Frustrated with a string of wrongful convictions, the Dallas police department is now the nation's largest force to use sequential blind photo lineups -- a widely praised technique designed to reduce mistakes made by witnesses trying to identify suspects.Here is the complete AP story: Dallas police pioneering new photo lineup approach.
Dallas is not the first department to use the pioneering method. But experts hope that by using it in the county that leads the nation in exonerating wrongly convicted inmates, Dallas will inspire other departments to follow suit.
"If Dallas can do it ... then others are going to rise to the occasion," said Iowa State psychology professor Gary Wells, a national expert on police lineups.

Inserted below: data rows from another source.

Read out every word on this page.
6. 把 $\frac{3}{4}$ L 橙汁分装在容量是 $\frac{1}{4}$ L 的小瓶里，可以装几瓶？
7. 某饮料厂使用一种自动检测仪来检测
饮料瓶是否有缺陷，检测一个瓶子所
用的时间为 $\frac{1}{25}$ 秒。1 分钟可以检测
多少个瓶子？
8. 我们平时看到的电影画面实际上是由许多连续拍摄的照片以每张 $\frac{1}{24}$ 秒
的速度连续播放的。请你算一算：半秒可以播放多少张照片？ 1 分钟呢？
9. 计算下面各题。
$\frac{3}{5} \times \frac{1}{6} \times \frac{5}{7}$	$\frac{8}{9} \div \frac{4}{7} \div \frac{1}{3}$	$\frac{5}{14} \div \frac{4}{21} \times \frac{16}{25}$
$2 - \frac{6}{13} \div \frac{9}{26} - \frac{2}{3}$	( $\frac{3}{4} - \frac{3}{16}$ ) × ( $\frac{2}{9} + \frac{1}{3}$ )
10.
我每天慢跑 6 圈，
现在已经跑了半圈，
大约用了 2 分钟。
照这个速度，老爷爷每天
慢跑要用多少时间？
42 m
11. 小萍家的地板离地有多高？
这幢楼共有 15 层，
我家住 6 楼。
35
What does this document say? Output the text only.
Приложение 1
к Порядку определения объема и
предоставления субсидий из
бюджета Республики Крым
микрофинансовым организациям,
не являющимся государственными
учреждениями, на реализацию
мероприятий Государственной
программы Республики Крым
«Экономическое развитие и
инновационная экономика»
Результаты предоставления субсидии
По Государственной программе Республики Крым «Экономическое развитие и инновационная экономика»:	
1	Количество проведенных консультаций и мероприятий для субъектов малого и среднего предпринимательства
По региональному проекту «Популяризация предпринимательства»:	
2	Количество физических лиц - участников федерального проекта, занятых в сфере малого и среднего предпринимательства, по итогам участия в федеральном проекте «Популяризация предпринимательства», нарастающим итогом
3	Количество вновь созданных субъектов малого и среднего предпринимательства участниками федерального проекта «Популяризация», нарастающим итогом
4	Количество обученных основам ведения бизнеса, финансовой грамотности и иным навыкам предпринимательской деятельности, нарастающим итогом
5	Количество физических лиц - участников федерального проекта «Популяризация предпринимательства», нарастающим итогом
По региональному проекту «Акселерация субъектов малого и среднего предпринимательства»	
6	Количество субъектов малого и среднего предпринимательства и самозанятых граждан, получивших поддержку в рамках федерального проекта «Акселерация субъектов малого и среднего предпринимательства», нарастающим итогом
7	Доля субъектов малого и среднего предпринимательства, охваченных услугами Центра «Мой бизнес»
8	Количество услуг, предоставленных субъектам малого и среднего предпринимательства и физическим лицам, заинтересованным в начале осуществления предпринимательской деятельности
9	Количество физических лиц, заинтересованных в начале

The department switched to sequential blind lineups in April. Before that, Dallas police administered most lineups using the traditional six-pack -- law-enforcement lingo for mounting six photos onto a folder and showing them to a witness or victim at the same time. In sequential blind lineups, mug shots are shown one at a time. Detectives displaying the photos also don't know who the suspect is, which means they can't purposely or accidentally tip off witnesses.
Showing possible suspects all at once tends to make a witness compare the mug shots to one another, Wells said. But if they are shown sequentially, "witnesses have to dig deeper, compare each person to their memory and make more of an absolute decision."
An analysis of 26 recent studies shows that presenting mug shots sequentially instead of simultaneously produces fewer identifications but more accurate ones, Wells said.
Nationally, more than 75 percent of DNA exonerees who have been released since 1989 were sent to prison based on witness misidentification, according to The Innocence Project.